Memisahkan fisik dan digital sudah menjadi bagian dari bagaimana celah itu terbentuk. Di pusat data modern, keduanya adalah masalah yang sama: sebuah pintu yang dibiarkan terbuka, badge yang disalin, atau kontraktor nakal adalah insiden siber yang menunggu terjadi, dan fasilitas yang tidak bisa mengaitkan peristiwa pembukaan pintu dengan log akses atau rekaman kamera akan selalu bereaksi setelah fakta, bukan menghentikan intrusi yang sedang berlangsung.

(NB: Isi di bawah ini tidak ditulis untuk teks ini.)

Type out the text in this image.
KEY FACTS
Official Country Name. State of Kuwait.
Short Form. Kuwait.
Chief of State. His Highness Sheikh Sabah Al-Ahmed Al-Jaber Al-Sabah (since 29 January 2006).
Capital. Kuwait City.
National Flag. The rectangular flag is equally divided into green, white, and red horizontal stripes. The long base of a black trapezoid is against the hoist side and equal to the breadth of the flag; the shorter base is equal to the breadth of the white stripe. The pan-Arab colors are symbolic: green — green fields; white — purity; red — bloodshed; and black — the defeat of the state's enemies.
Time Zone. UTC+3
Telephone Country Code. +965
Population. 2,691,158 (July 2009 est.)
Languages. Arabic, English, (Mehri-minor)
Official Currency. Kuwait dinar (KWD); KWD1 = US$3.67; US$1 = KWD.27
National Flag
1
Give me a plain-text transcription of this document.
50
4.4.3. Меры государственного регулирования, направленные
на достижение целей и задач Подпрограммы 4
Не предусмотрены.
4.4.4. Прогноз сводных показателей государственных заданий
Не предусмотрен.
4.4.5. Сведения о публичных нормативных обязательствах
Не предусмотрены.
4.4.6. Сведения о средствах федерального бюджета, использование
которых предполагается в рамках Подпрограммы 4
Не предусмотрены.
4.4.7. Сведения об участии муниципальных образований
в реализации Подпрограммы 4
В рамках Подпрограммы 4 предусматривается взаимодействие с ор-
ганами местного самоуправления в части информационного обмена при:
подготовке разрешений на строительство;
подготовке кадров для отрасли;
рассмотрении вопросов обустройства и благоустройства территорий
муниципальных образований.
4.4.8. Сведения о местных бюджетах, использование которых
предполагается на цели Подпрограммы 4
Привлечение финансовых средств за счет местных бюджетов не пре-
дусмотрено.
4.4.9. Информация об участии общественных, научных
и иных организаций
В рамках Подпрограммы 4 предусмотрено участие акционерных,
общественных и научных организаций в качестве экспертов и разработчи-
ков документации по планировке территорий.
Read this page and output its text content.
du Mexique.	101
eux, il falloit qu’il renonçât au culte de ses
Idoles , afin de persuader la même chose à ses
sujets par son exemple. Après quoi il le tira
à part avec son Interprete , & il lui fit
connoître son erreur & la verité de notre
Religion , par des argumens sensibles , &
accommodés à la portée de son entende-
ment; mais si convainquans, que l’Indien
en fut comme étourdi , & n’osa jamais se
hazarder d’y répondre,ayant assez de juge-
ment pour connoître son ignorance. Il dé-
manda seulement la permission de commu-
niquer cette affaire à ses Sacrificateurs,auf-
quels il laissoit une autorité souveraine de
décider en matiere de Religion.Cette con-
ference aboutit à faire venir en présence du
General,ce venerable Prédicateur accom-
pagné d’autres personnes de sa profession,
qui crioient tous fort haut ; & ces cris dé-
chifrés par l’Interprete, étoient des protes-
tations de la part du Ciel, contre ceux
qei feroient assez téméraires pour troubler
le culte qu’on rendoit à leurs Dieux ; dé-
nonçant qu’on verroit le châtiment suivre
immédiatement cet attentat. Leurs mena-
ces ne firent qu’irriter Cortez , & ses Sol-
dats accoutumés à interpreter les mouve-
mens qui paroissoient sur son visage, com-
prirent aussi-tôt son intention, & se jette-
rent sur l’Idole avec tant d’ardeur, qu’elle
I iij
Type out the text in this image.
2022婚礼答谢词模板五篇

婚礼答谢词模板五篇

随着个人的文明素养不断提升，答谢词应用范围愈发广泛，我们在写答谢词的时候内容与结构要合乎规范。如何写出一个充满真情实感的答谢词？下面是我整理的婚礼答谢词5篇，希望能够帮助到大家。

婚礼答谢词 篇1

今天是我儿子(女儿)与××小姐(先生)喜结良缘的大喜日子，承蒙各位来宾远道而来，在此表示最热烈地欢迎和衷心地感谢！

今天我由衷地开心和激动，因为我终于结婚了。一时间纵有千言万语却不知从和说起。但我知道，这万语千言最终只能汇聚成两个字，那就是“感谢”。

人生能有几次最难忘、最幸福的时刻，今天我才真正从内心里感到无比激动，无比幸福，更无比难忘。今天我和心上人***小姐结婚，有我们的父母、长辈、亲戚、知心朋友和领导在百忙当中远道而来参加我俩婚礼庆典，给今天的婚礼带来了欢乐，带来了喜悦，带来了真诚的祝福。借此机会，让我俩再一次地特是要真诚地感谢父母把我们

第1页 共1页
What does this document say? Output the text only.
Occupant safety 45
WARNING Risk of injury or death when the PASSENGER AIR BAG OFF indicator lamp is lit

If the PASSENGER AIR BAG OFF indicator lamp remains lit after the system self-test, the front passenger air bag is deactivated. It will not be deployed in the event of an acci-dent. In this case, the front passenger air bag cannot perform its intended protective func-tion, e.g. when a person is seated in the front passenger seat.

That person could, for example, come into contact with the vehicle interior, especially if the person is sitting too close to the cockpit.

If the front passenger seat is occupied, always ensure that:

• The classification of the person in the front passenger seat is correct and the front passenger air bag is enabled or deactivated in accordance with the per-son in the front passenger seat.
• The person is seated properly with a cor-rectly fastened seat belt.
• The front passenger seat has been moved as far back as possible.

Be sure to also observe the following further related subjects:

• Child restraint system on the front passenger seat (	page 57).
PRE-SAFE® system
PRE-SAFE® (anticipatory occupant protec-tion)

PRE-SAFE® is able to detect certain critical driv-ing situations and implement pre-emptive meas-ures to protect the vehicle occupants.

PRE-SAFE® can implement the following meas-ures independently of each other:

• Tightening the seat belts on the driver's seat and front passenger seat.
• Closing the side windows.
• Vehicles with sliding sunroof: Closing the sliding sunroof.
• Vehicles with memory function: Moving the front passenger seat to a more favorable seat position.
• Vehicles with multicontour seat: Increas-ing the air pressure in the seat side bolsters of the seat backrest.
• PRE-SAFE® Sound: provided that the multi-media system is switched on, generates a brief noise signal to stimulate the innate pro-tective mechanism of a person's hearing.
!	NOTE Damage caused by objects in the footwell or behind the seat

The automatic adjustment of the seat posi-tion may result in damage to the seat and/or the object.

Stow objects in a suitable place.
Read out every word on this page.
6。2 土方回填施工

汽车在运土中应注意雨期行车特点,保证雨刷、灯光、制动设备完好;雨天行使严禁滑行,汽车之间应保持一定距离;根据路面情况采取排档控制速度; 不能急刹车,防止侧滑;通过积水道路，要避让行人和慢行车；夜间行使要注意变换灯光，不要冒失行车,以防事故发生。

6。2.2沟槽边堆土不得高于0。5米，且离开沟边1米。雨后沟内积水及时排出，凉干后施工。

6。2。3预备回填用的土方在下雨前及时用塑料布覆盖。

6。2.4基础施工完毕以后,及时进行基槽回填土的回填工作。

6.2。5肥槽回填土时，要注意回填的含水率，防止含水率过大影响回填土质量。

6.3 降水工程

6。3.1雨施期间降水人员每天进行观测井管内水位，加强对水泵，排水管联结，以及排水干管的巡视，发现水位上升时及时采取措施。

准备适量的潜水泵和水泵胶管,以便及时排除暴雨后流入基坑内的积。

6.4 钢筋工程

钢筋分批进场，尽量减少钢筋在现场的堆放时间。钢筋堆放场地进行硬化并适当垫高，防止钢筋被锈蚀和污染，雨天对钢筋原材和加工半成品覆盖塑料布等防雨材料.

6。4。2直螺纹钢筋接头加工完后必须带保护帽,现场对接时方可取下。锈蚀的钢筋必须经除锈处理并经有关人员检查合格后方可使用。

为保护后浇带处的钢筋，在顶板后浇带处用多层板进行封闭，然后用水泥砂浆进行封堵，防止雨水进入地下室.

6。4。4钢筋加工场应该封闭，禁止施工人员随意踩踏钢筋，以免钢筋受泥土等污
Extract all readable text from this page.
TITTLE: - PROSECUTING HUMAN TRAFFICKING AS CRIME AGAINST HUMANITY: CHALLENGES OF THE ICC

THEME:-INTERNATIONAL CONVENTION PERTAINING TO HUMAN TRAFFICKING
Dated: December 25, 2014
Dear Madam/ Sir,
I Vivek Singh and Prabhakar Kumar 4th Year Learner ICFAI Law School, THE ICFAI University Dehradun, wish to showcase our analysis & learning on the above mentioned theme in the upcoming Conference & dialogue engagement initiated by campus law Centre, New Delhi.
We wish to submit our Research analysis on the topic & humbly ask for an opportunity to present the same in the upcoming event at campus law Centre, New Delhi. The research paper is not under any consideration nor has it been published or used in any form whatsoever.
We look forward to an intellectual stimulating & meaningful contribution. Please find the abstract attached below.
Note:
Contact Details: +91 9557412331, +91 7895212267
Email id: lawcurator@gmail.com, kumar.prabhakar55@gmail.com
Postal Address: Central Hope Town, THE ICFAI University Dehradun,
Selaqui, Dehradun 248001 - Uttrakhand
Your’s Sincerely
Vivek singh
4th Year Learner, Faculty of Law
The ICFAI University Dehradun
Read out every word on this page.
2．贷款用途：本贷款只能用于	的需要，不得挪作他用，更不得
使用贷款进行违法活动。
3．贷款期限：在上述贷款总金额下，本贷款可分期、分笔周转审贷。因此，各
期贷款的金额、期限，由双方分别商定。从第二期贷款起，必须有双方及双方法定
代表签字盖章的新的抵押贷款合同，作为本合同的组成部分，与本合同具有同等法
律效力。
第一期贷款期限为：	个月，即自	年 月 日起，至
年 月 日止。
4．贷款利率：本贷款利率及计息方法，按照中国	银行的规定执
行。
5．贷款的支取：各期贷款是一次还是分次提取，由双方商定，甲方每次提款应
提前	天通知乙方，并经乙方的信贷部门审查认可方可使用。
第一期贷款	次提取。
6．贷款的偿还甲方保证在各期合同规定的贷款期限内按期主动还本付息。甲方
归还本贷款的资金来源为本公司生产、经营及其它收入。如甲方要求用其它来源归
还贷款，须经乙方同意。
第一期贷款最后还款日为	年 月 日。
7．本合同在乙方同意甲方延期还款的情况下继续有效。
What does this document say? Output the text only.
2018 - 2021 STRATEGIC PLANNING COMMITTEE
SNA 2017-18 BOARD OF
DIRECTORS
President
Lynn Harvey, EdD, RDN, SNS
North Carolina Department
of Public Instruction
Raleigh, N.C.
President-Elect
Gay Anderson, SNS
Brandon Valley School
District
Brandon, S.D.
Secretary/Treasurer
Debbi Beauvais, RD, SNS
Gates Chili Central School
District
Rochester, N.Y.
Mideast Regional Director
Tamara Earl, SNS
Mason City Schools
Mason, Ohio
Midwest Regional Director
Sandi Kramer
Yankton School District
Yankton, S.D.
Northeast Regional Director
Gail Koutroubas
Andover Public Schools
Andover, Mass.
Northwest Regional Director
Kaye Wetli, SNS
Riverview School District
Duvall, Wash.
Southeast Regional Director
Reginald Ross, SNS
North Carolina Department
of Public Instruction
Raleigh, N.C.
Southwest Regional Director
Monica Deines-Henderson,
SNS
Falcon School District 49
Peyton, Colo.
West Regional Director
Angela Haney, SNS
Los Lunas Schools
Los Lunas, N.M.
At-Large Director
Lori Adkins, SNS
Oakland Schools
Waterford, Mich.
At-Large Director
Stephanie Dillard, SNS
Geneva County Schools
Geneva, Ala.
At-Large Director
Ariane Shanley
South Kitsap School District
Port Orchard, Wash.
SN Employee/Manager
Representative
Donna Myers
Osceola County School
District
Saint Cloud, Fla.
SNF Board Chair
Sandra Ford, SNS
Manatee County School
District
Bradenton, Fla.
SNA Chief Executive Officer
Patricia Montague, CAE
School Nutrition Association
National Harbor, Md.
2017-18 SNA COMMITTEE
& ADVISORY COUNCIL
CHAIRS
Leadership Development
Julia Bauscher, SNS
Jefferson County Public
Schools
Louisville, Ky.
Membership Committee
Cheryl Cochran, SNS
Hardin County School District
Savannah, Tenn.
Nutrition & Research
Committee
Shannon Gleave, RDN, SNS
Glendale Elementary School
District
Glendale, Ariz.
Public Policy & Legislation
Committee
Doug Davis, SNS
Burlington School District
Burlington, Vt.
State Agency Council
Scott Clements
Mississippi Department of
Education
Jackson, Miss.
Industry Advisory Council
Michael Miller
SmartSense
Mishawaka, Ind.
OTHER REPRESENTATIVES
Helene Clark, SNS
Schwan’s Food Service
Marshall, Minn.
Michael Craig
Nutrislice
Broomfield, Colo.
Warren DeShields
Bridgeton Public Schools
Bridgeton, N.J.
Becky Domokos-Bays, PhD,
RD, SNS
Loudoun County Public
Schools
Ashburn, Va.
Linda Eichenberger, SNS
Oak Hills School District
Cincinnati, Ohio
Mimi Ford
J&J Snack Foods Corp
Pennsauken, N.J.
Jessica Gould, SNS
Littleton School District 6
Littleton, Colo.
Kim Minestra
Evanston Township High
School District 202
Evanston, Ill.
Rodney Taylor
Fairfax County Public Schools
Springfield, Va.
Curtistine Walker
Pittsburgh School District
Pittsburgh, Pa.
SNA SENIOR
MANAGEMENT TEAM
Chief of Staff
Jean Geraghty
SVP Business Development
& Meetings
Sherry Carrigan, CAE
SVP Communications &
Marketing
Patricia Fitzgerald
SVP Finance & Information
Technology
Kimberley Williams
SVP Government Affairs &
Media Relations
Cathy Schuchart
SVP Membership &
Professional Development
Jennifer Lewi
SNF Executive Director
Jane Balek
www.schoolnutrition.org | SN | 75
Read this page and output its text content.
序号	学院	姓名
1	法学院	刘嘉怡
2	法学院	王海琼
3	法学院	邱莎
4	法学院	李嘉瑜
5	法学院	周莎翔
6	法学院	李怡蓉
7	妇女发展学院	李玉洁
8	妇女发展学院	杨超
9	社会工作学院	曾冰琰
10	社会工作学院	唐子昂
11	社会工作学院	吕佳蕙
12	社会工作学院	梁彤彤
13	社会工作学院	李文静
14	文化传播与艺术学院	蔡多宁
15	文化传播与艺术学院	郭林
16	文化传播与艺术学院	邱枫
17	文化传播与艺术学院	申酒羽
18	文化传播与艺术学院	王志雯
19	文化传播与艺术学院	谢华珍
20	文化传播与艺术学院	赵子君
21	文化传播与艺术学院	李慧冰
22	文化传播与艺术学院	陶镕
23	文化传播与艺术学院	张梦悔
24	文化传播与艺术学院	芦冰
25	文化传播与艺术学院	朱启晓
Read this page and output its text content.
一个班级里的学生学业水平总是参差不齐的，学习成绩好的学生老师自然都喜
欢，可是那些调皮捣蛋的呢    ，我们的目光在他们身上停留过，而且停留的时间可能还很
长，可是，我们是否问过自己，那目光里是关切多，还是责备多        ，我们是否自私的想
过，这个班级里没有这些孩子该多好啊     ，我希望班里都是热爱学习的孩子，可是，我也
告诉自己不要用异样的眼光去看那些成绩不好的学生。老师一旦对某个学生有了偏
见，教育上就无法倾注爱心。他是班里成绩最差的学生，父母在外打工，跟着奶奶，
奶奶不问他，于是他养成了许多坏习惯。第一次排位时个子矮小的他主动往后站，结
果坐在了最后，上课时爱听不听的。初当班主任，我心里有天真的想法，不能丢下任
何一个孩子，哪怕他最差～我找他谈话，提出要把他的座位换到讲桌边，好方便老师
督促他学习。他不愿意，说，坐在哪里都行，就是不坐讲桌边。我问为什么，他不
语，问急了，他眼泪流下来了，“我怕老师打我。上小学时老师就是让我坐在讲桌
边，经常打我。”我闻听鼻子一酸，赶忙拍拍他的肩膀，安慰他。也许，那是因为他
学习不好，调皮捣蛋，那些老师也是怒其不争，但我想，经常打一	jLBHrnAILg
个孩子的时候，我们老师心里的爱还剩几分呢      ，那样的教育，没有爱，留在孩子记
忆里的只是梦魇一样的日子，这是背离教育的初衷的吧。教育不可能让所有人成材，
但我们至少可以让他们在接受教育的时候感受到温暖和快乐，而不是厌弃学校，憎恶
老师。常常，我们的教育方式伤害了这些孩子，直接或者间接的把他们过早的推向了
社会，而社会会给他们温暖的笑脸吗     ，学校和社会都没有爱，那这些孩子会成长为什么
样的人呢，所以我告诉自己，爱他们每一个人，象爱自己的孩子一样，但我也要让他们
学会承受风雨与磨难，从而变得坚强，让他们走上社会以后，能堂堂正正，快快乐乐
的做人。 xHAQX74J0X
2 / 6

Bagi para operator, implikasi praktisnya sederhana: keamanan fisik pusat data AI harus ditentukan pada saat yang sama dengan daya dan pendinginan, bukan ditambahkan setelah struktur utamanya sudah jadi. Memasang perlindungan pada fasilitas yang sudah berjalan jauh lebih sulit dan lebih mahal daripada merancangnya dari awal.
Perluasan AI adalah pencapaian teknik yang nyata, dan tantangan energi serta komputasinya pun sangat nyata. Namun, industri ini fokus pada risiko yang dapat diukur dan menunda yang dianggap tidak nyaman. Sebuah undang-undang yang kadaluarsa di Washington tidak seharusnya menjadi penentu apakah bangunan yang menampung komputasi paling kritis di dunia terlindungi dengan baik.
Untuk infrastruktur TI yang telah disepakati sebagai kritis, memperbaiki perlindungan fisiknya seharusnya sudah menjadi hal yang pasti, bukan sesuatu yang kita biarkan kepada siapa pun yang paling tertekan oleh tenggat waktu.